In a speed modulating device of which current flows through a speed modulating coil of a cathode ray tube and modulates scanning speeds of a plurality of electron beams emitted from an electron gun housed in a neck portion of the cathode ray tube, to sharpen the outline of an image. The speed modulation coil is a coil shape that generates an asymmetric quadrupole field consisting of three coils on the upper side and three coils on the lower side with respect to the irradiation direction of the electron beam, and independently modulates the scanning speeds of the plurality of electron beams, respectively. Speed modulation device characterized in that the.
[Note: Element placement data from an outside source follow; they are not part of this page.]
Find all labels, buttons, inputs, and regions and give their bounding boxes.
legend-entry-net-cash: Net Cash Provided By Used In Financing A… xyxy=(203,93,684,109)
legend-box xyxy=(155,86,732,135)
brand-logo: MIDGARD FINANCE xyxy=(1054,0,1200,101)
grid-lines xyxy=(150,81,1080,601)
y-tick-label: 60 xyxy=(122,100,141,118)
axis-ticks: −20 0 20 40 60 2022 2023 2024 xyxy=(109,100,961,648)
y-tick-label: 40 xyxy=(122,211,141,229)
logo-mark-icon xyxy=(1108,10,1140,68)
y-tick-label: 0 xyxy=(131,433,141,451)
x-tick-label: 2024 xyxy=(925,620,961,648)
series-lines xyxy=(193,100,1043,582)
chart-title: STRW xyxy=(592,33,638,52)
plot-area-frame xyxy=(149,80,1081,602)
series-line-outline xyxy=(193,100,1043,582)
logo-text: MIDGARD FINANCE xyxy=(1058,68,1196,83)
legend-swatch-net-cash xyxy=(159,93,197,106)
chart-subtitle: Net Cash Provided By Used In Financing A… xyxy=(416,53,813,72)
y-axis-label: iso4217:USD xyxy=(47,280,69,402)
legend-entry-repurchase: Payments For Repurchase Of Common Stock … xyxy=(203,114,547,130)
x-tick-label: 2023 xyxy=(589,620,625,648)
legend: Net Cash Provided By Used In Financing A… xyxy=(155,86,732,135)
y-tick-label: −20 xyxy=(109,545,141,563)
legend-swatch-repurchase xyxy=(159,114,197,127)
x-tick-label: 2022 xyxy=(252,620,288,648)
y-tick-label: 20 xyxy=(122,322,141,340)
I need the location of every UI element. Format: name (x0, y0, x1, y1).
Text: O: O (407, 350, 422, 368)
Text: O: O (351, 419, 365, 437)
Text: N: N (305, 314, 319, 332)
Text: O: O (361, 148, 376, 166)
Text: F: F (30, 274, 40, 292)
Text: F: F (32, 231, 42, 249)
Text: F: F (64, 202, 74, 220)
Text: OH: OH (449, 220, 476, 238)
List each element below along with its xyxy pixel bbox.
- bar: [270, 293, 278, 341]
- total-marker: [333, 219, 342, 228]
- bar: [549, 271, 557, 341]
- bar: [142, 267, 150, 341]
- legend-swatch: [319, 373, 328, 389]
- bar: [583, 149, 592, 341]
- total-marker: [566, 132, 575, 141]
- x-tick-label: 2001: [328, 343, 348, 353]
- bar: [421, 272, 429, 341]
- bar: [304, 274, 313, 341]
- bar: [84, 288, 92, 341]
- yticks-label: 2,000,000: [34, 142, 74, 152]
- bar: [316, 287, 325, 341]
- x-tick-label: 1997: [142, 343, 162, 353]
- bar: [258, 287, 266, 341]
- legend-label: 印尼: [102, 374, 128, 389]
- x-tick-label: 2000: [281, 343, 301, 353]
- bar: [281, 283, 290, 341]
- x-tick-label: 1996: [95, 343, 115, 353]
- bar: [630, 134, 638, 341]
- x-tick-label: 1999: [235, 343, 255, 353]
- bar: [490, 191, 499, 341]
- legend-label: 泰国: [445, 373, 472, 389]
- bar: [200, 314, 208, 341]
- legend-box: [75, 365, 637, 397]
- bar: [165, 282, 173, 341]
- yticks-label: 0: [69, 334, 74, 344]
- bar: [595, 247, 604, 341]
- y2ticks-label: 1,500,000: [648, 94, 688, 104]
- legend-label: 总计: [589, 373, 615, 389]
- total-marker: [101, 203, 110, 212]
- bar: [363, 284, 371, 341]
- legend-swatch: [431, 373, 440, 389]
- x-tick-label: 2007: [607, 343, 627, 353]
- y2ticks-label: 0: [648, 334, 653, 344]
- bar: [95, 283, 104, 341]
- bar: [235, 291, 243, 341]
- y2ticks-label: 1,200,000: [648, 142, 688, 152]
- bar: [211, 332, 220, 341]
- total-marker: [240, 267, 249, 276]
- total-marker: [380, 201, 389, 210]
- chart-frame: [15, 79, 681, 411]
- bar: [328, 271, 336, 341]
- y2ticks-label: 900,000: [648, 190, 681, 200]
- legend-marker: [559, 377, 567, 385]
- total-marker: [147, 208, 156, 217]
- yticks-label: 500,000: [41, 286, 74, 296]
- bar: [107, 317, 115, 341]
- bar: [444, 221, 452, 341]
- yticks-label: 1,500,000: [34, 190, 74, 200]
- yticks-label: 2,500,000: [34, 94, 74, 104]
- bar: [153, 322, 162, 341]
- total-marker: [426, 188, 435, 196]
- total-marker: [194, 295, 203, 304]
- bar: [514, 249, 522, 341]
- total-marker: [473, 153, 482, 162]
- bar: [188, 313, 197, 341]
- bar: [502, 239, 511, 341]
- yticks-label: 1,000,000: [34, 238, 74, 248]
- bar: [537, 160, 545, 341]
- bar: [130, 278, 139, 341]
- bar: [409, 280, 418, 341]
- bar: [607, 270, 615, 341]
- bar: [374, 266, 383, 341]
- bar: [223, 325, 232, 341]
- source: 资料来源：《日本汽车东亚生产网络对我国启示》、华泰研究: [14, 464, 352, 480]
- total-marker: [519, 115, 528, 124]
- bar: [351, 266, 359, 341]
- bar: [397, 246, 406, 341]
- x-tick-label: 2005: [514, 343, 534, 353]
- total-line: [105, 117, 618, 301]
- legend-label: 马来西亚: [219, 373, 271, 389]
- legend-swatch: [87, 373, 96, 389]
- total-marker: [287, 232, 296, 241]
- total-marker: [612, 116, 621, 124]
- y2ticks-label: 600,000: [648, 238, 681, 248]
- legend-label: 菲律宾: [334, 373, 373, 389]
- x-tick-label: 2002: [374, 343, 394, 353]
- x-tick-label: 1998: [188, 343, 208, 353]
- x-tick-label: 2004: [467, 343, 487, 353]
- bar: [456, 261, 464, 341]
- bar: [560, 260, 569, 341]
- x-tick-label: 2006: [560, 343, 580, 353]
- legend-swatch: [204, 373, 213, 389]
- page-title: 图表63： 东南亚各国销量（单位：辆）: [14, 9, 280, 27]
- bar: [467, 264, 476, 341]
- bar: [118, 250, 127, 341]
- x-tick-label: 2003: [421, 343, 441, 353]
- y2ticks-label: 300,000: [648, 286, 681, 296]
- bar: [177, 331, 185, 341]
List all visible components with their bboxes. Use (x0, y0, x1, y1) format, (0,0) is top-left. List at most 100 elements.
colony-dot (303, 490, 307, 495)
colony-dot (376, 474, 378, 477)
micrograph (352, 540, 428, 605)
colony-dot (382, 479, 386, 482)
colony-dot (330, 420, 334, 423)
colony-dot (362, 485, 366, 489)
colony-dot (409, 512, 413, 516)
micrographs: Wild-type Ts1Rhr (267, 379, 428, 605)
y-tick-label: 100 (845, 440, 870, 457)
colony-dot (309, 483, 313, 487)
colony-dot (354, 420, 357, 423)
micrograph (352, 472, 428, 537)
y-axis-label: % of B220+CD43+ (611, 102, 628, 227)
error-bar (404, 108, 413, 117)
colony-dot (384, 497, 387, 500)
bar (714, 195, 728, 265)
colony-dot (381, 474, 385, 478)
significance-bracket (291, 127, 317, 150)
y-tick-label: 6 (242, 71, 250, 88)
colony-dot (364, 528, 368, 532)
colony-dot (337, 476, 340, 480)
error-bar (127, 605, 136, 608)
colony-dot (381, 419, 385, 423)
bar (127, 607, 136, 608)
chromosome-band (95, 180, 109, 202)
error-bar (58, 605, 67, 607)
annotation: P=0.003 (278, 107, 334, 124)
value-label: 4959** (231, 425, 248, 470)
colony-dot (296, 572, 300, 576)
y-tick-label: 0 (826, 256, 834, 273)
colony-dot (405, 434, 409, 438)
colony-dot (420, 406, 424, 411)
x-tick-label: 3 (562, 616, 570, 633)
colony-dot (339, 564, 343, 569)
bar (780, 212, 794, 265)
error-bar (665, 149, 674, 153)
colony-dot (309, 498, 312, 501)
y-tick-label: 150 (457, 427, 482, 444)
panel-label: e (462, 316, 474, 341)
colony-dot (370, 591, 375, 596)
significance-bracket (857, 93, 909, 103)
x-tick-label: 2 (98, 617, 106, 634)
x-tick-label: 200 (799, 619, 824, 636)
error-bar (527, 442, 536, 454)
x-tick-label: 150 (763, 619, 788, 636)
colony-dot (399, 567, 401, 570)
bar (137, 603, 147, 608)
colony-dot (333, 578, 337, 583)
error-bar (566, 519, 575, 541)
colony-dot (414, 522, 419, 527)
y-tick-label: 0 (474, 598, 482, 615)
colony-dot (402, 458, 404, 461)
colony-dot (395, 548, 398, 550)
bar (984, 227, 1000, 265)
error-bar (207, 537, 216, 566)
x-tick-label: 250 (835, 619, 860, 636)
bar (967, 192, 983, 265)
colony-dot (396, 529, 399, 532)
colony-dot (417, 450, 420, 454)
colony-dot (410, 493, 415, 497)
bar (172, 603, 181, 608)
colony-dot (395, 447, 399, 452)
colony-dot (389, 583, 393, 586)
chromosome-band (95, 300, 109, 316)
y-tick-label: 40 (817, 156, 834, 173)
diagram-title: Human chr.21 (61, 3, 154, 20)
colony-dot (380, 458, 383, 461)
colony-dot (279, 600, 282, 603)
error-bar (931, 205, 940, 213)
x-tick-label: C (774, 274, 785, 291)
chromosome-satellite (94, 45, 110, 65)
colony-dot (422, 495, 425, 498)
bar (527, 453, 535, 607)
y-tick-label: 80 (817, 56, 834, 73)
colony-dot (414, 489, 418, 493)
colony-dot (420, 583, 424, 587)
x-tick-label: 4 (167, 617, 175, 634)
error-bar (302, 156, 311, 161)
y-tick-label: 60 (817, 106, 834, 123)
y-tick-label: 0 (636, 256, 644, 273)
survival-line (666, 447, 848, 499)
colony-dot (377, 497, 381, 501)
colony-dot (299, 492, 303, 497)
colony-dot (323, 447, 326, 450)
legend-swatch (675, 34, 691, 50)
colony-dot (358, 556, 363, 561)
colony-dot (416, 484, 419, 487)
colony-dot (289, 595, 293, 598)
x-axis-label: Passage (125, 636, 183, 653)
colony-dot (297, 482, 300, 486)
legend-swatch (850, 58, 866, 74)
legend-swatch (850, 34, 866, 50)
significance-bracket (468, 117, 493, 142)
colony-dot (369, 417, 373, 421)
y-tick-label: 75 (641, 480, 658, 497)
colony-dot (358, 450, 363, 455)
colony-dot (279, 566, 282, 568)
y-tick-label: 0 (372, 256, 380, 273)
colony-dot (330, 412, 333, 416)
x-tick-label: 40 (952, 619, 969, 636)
The method of claim 1, The electron beam is two electron beams, and the upper three coils act on the first electron beam of the electron beams, not on the second electron beam, and the three lower coils act on the second electron beam, A speed modulator, characterized in that it does not act on an electron beam. A plurality of speed modulators having current flow through the speed modulating coils of the cathode ray tube and modulating the scanning speeds of the plurality of electron beams emitted from the electron gun housed in the neck portion of the cathode ray tube to sharpen the outline of the image. A projection display device having a projection cathode ray tube of The speed modulating coil of the speed modulator is a coil shape generating an asymmetric quadrupole magnetic field consisting of three coils on the upper side and three coils on the lower side with respect to the irradiation direction of the electron beam, and the plurality of electron beams are formed by these speed modulating coils. And a scanning speed of the projection display device. The method of claim 3, The electron beam is two electron beams, and the upper three coils act on the first electron beam of the electron beams, not on the second electron beam, and the three lower coils act on the second electron beam, A projection display device, characterized in that it does not act on an electron beam.